Lieutenant Simon Cupples tells the Guardian about being caught in a Taliban ambush
The Taliban fire had been relentless on A Company, the Mercian Regiment, during a fierce night-time battle last September: rocket-propelled grenades, bullets, mortars and even fireworks that whizzed round like catherine wheels. The soldiers had been ambushed, blindsided and in the darkness and confusion lost at least three of their men - it was unclear whether they were dead or alive, whether the Taliban had them or whether they were stranded in no man's land, the area known to the military as the killing zone.

Lieutenant Simon Cupples, 25, told the Guardian: "Suddenly we were in the enemy's killing area. They don't call it a killing area for nothing. You immediately try to extract out ... the enemy was on a corner and firing in two directions, interlocking, firing a machine gun. The bullets were absolutely winging everywhere.

"I just didn't know how many casualties we had. [Private Luke] Cole I could tell [was a casualty] because of his voice. There was one lying face down and I could hear him breathing and gurgling. Cole thinks the Taliban tried to grab Private Johan Botha. He said he could see bodies moving around. I think the Taliban started to move Botha. He is a very big bloke and it would be a lot of effort to try to drag somebody of his size. You need to get these casualties out as quickly as you can because you are looking at things like blood loss."

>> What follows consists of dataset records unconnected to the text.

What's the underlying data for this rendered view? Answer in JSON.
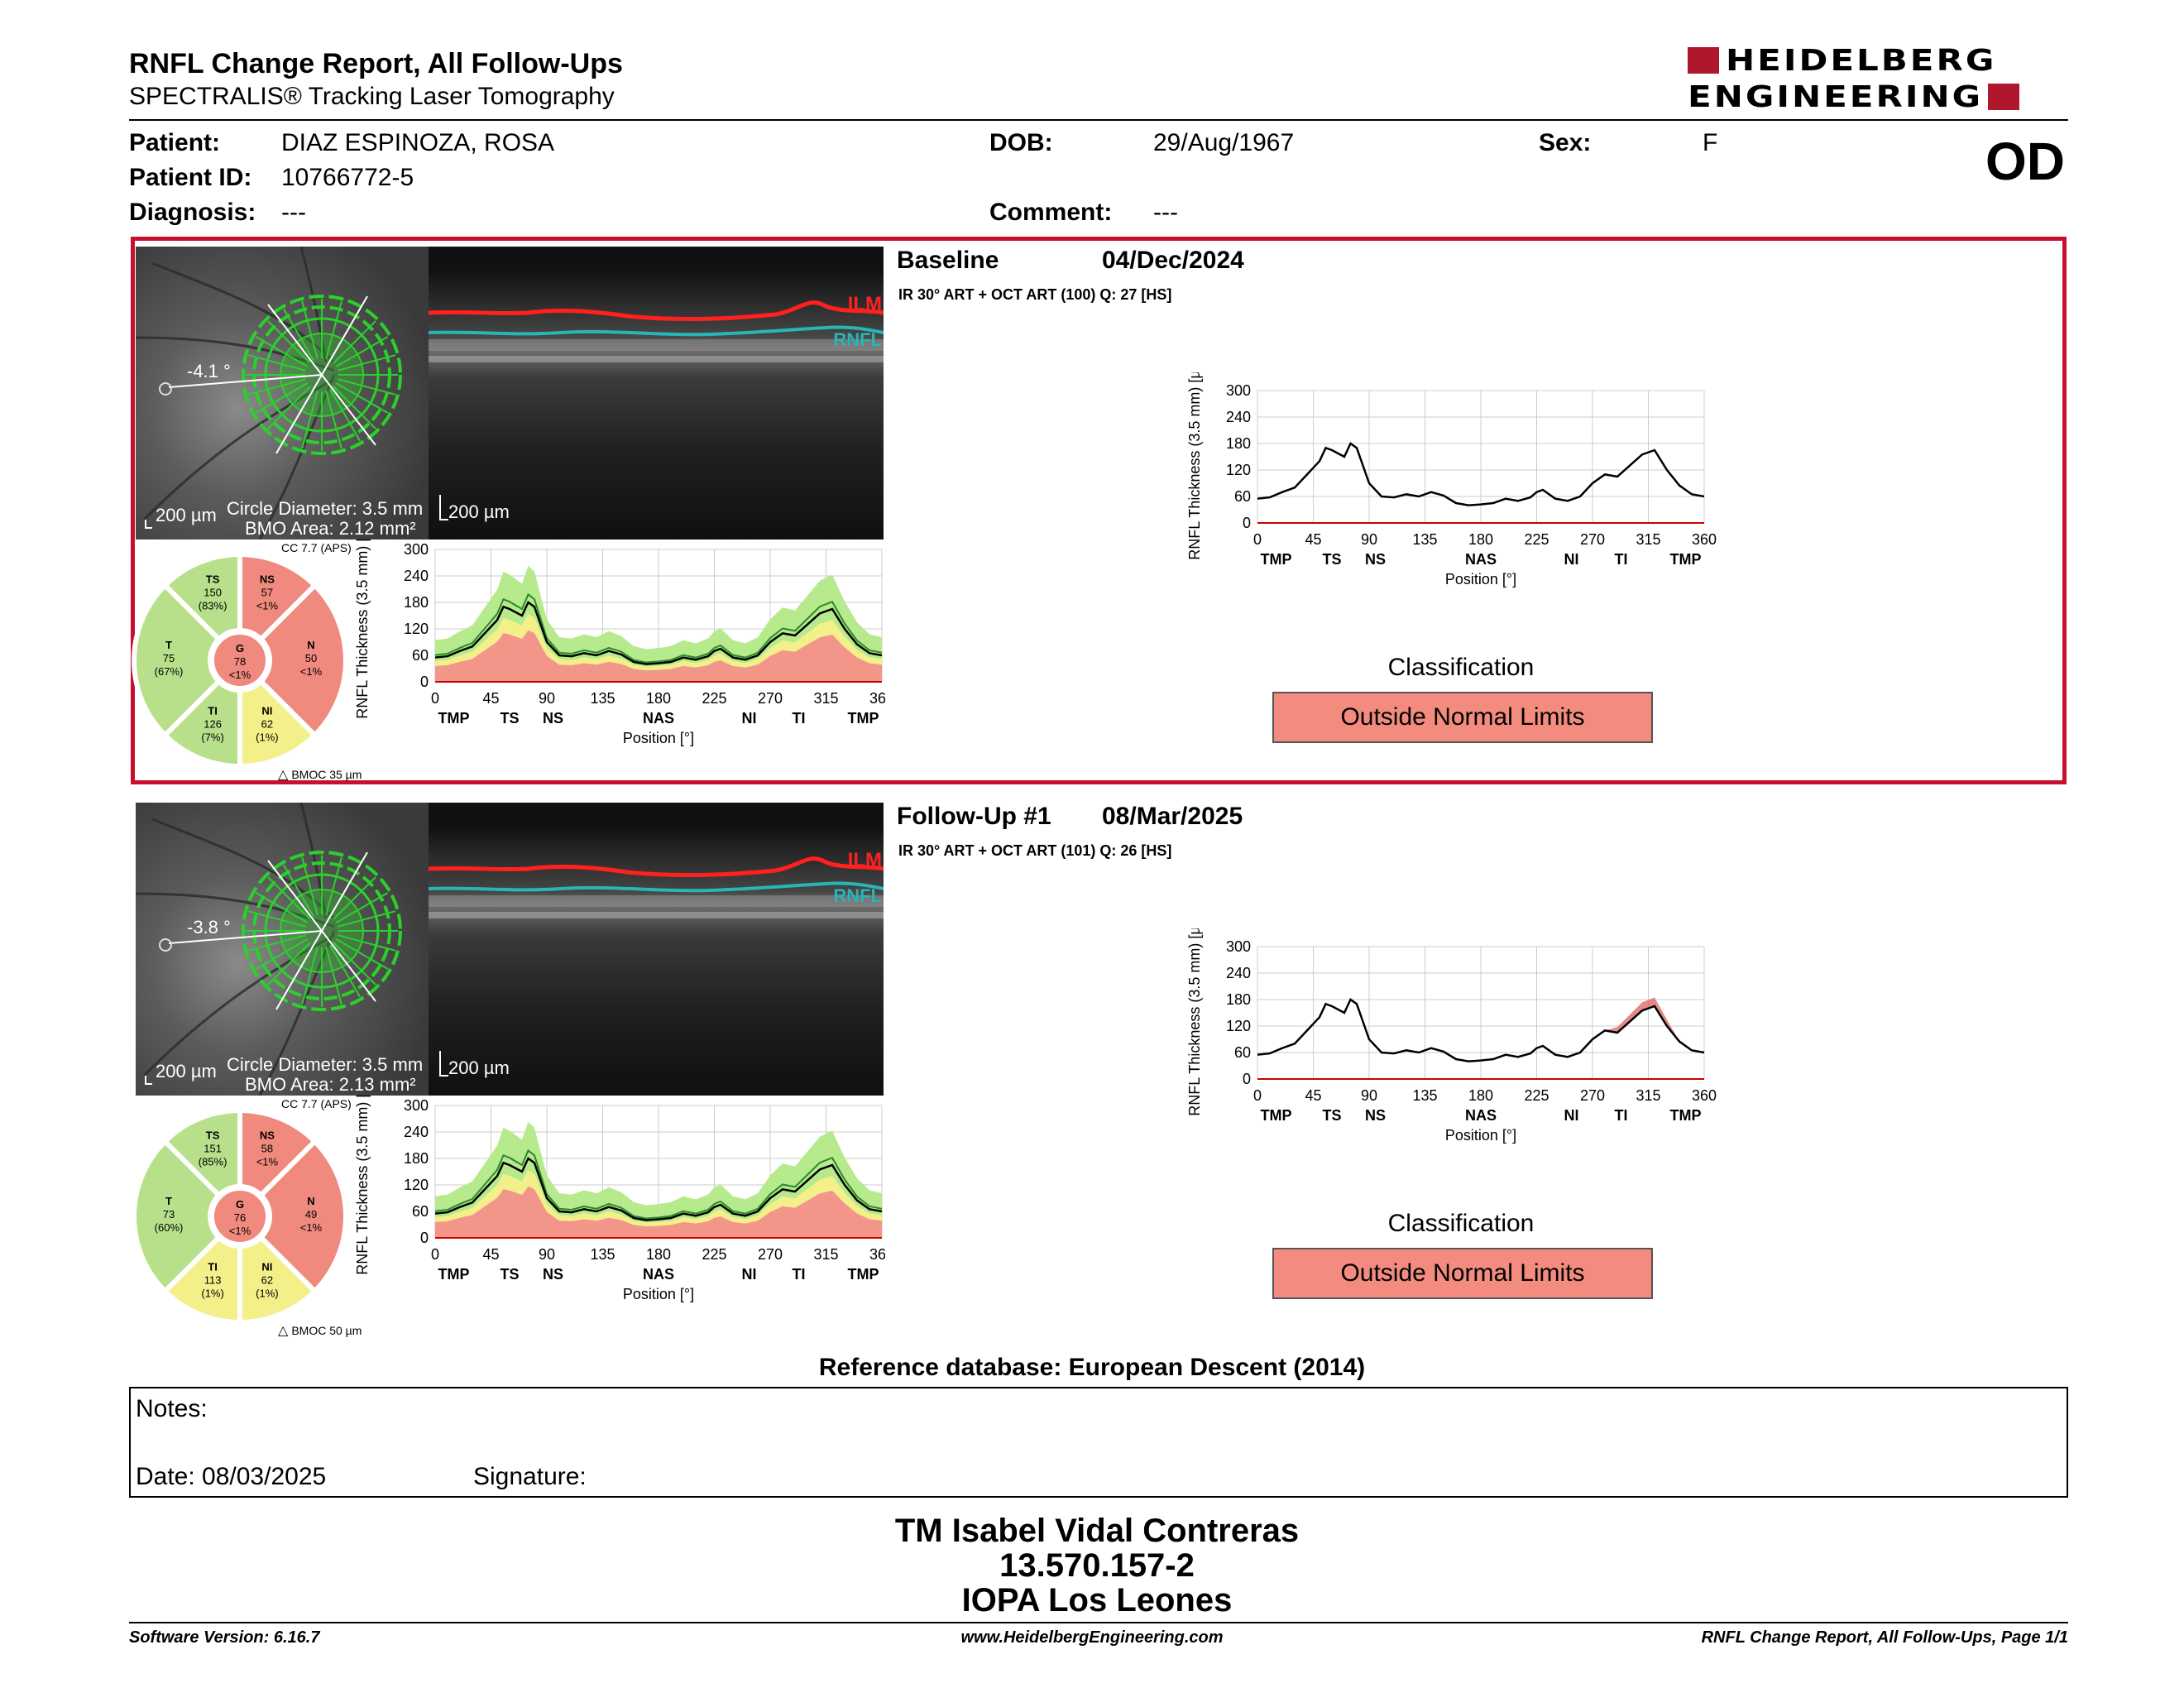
{
  "header": {
    "title": "RNFL Change Report, All Follow-Ups",
    "subtitle": "SPECTRALIS® Tracking Laser Tomography",
    "logo_line1": "HEIDELBERG",
    "logo_line2": "ENGINEERING",
    "eye": "OD"
  },
  "patient": {
    "patient_label": "Patient:",
    "patient_value": "DIAZ ESPINOZA, ROSA",
    "dob_label": "DOB:",
    "dob_value": "29/Aug/1967",
    "sex_label": "Sex:",
    "sex_value": "F",
    "id_label": "Patient ID:",
    "id_value": "10766772-5",
    "diagnosis_label": "Diagnosis:",
    "diagnosis_value": "---",
    "comment_label": "Comment:",
    "comment_value": "---"
  },
  "exams": [
    {
      "name": "Baseline",
      "date": "04/Dec/2024",
      "info": "IR 30° ART + OCT ART (100) Q: 27 [HS]",
      "angle": "-4.1 °",
      "scale_fundus": "200 µm",
      "scale_oct": "200 µm",
      "circle_diameter": "Circle Diameter: 3.5 mm",
      "bmo_area": "BMO Area: 2.12 mm²",
      "cc": "CC 7.7 (APS)",
      "bmoc": "BMOC 35 µm",
      "ilm": "ILM",
      "rnfl": "RNFL",
      "sectors": {
        "TS": {
          "label": "TS",
          "value": "150",
          "pct": "(83%)",
          "color": "#b8e08a"
        },
        "NS": {
          "label": "NS",
          "value": "57",
          "pct": "<1%",
          "color": "#f08a7e"
        },
        "N": {
          "label": "N",
          "value": "50",
          "pct": "<1%",
          "color": "#f08a7e"
        },
        "NI": {
          "label": "NI",
          "value": "62",
          "pct": "(1%)",
          "color": "#f3f08a"
        },
        "TI": {
          "label": "TI",
          "value": "126",
          "pct": "(7%)",
          "color": "#b8e08a"
        },
        "T": {
          "label": "T",
          "value": "75",
          "pct": "(67%)",
          "color": "#b8e08a"
        },
        "G": {
          "label": "G",
          "value": "78",
          "pct": "<1%",
          "color": "#f08a7e"
        }
      },
      "classification_title": "Classification",
      "classification": "Outside Normal Limits"
    },
    {
      "name": "Follow-Up #1",
      "date": "08/Mar/2025",
      "info": "IR 30° ART + OCT ART (101) Q: 26 [HS]",
      "angle": "-3.8 °",
      "scale_fundus": "200 µm",
      "scale_oct": "200 µm",
      "circle_diameter": "Circle Diameter: 3.5 mm",
      "bmo_area": "BMO Area: 2.13 mm²",
      "cc": "CC 7.7 (APS)",
      "bmoc": "BMOC 50 µm",
      "ilm": "ILM",
      "rnfl": "RNFL",
      "sectors": {
        "TS": {
          "label": "TS",
          "value": "151",
          "pct": "(85%)",
          "color": "#b8e08a"
        },
        "NS": {
          "label": "NS",
          "value": "58",
          "pct": "<1%",
          "color": "#f08a7e"
        },
        "N": {
          "label": "N",
          "value": "49",
          "pct": "<1%",
          "color": "#f08a7e"
        },
        "NI": {
          "label": "NI",
          "value": "62",
          "pct": "(1%)",
          "color": "#f3f08a"
        },
        "TI": {
          "label": "TI",
          "value": "113",
          "pct": "(1%)",
          "color": "#f3f08a"
        },
        "T": {
          "label": "T",
          "value": "73",
          "pct": "(60%)",
          "color": "#b8e08a"
        },
        "G": {
          "label": "G",
          "value": "76",
          "pct": "<1%",
          "color": "#f08a7e"
        }
      },
      "classification_title": "Classification",
      "classification": "Outside Normal Limits"
    }
  ],
  "chart_data": [
    {
      "type": "line",
      "ylabel": "RNFL Thickness (3.5 mm) [µm]",
      "xlabel": "Position [°]",
      "xlim": [
        0,
        360
      ],
      "ylim": [
        0,
        300
      ],
      "x_ticks": [
        "0",
        "45",
        "90",
        "135",
        "180",
        "225",
        "270",
        "315",
        "360"
      ],
      "y_ticks": [
        "0",
        "60",
        "120",
        "180",
        "240",
        "300"
      ],
      "sector_labels": [
        "TMP",
        "TS",
        "NS",
        "NAS",
        "NI",
        "TI",
        "TMP"
      ],
      "sector_positions": [
        15,
        60,
        95,
        180,
        253,
        293,
        345
      ],
      "x": [
        0,
        10,
        20,
        30,
        40,
        50,
        55,
        60,
        70,
        75,
        80,
        90,
        100,
        110,
        120,
        130,
        140,
        150,
        160,
        170,
        180,
        190,
        200,
        210,
        220,
        225,
        230,
        240,
        250,
        260,
        270,
        280,
        290,
        300,
        310,
        320,
        330,
        340,
        350,
        360
      ],
      "series": [
        {
          "values": [
            55,
            58,
            70,
            80,
            110,
            140,
            170,
            165,
            150,
            180,
            170,
            90,
            60,
            58,
            65,
            60,
            70,
            62,
            45,
            40,
            42,
            45,
            55,
            50,
            58,
            70,
            75,
            55,
            50,
            60,
            90,
            110,
            105,
            130,
            155,
            165,
            120,
            85,
            65,
            60
          ]
        }
      ]
    }
  ],
  "reference_db": "Reference database: European Descent (2014)",
  "notes": {
    "label": "Notes:",
    "date": "Date: 08/03/2025",
    "signature": "Signature:"
  },
  "signatory": {
    "name": "TM Isabel Vidal Contreras",
    "id": "13.570.157-2",
    "org": "IOPA Los Leones"
  },
  "footer": {
    "software": "Software Version: 6.16.7",
    "url": "www.HeidelbergEngineering.com",
    "page": "RNFL Change Report, All Follow-Ups, Page 1/1"
  }
}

For hours, Cupples and his men tried to retrieve Botha but couldn't locate him. Sergeant Craig Brelsford - known as Brels - had not been caught up in the original firefight and was asked to take his platoon to find the private's body. His friend, Sgt Michael Lockett [who is also to receive the MC] remembered: "I said to him, 'Brelsy, mate, Botha is up there, can you bring the big man back for me?' He's like, 'Don't worry, we'll get him.'"

Three or four minutes later - in the midst of heavy fire - the shout went out, "Man down, man down", over the radio. Brelsford had been shot in the neck.

Brelsford was evacuated from the battlefield. Lockett remembers being devastated when hearing he was dead but "for him to die the way he did, doing what he loved, is good. "But it seems that it was me that ushered him forward and told him where to go. It rips you apart. It's a feeling I can't describe."

Brelsford was posthumously awarded the MC.